La FDA vient d’approuver une nouvelle formulation d’oxybate pour le traitement de la somnolence diurne excessive ou de la cataplexie chez les patients de 7 ans et plus atteints de narcolepsie. Vos patients doivent-ils en changer ?
Par Sree Roy
Depuis plus d’une décennie et demie, le Xyrem (oxybate de sodium) est prescrit aux patients atteints de narcolepsie qui présentent une cataplexie ou une somnolence diurne excessive. C’était la seule thérapie approuvée par la Food and Drug Administration (FDA) américaine pour le traitement de la cataplexie (bien que les médecins du sommeil prescrivent également d’autres médicaments en dehors des indications pour soulager le symptôme de la faiblesse musculaire).
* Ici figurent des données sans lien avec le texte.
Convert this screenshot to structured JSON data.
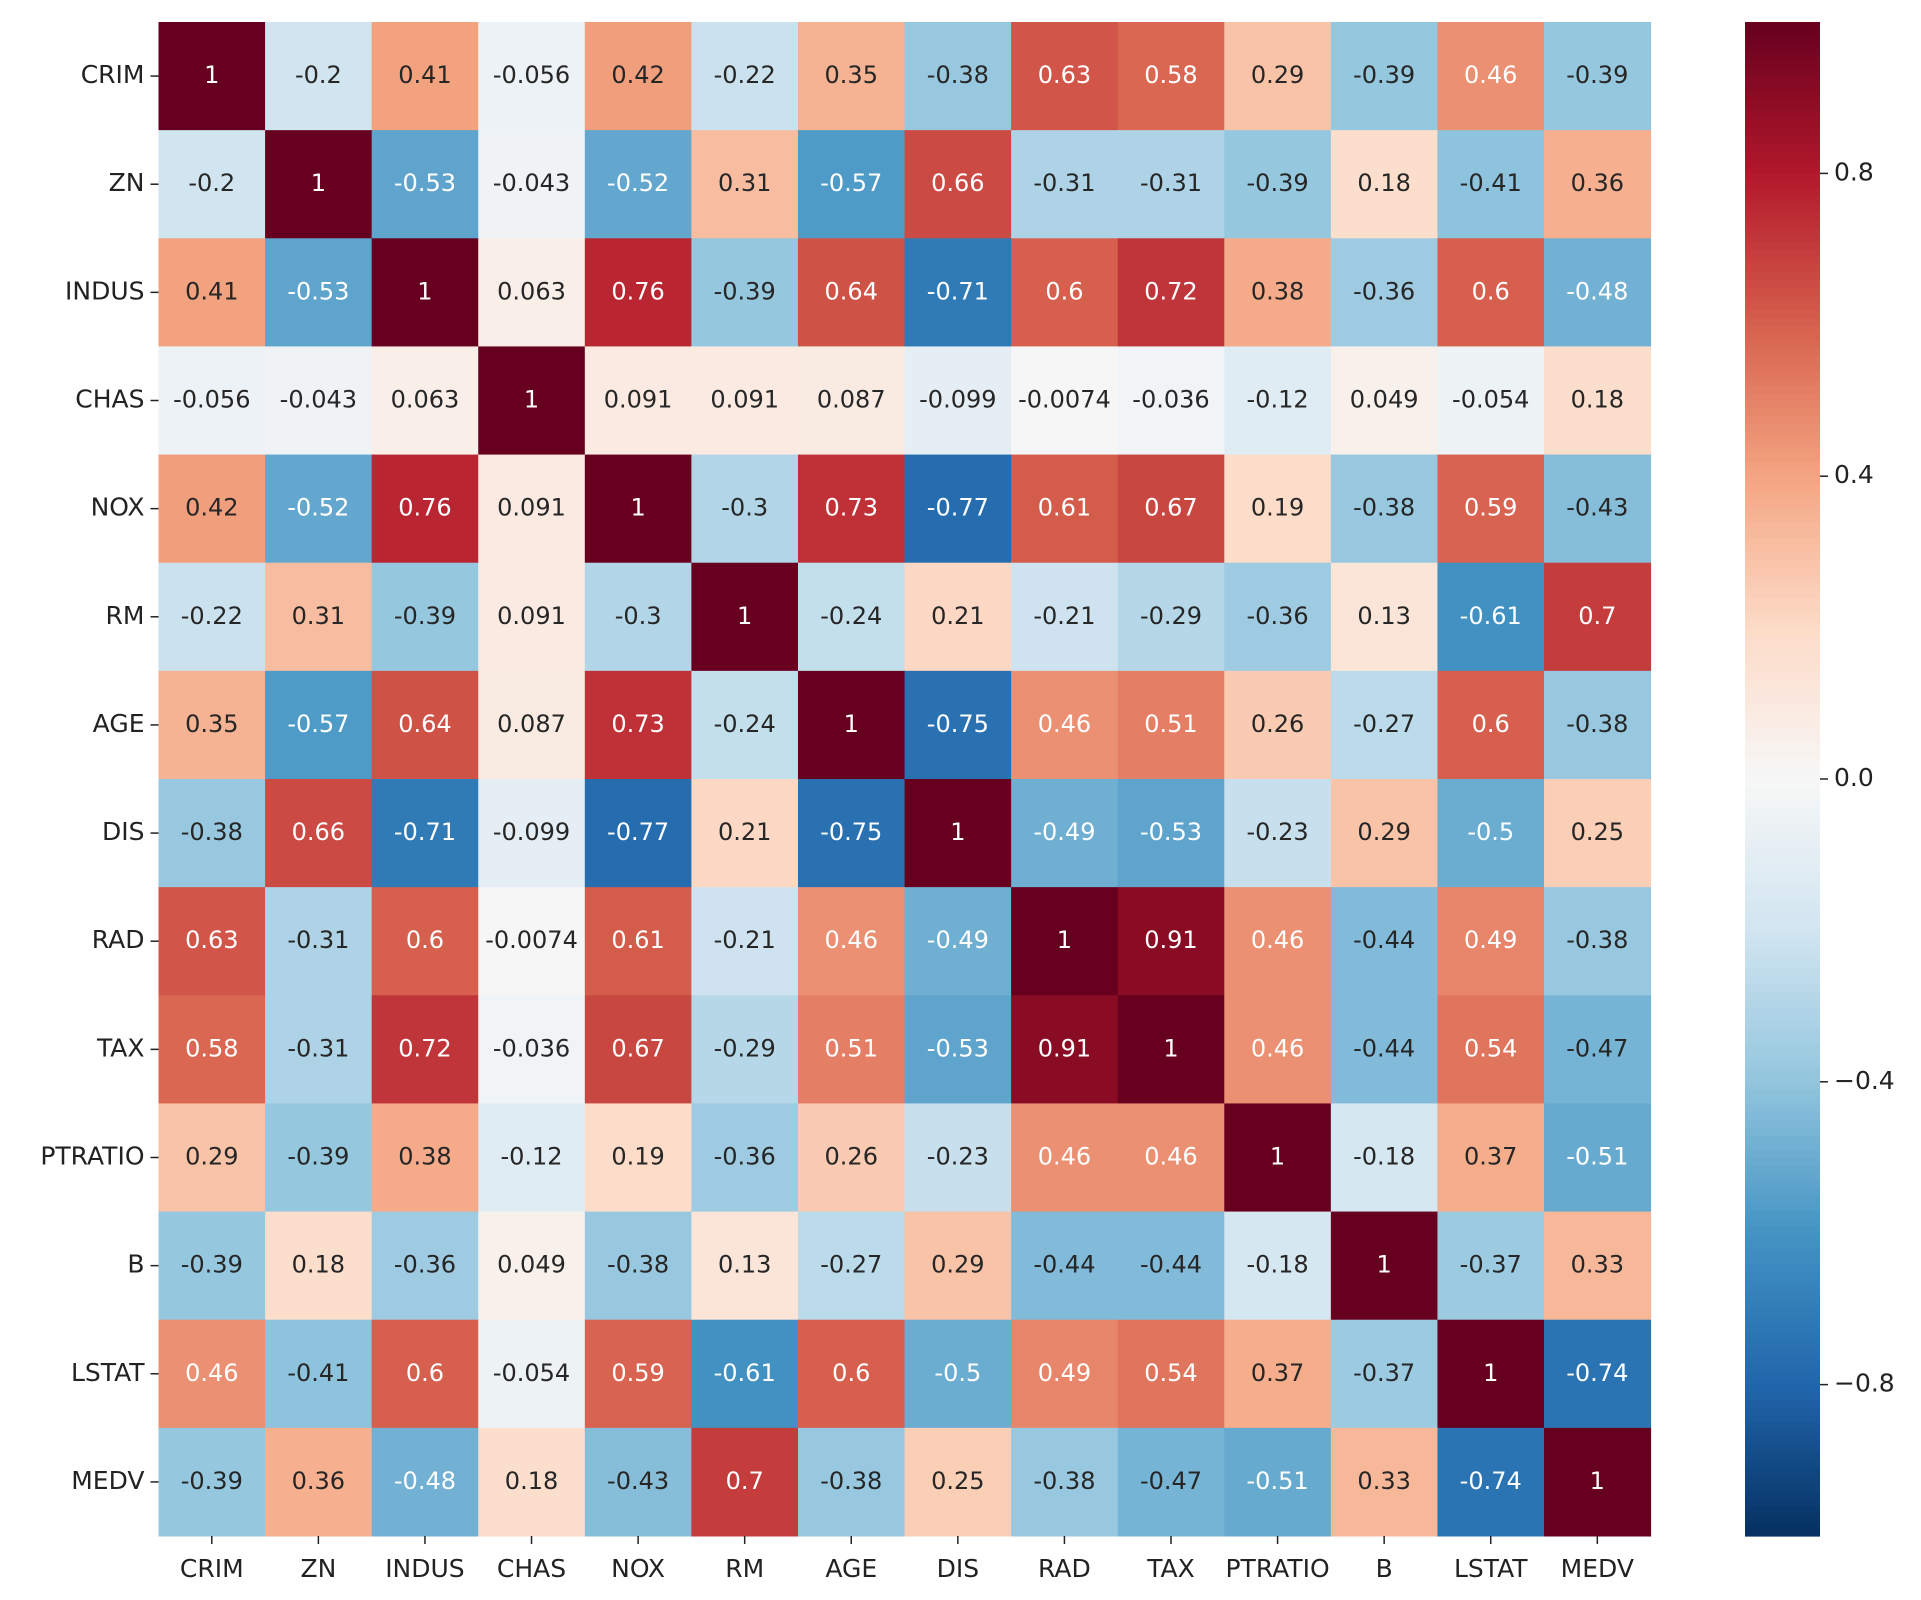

Marché par Jazz Pharmaceuticals plc, le Xyrem a démontré son efficacité pour la gestion de la narcolepsie. Mais chaque millilitre de la solution orale contient 91 mg de sodium. Pour replacer ce chiffre dans son contexte, l’American Heart Association recommande un apport maximal de 2 300 mg de sodium par jour pour les adultes et affirme que la limite idéale se situe plutôt autour de 1 500 mg. Ainsi, aux doses courantes d’oxybate de sodium de 6 g, 7,5 g et 9 g, les patients consomment respectivement 1 092 mg, 1 365 mg et 1 638 mg de sodium – soit presque l’apport maximal recommandé pour toute leur journée, avant même toute consommation de nourriture ou de boisson.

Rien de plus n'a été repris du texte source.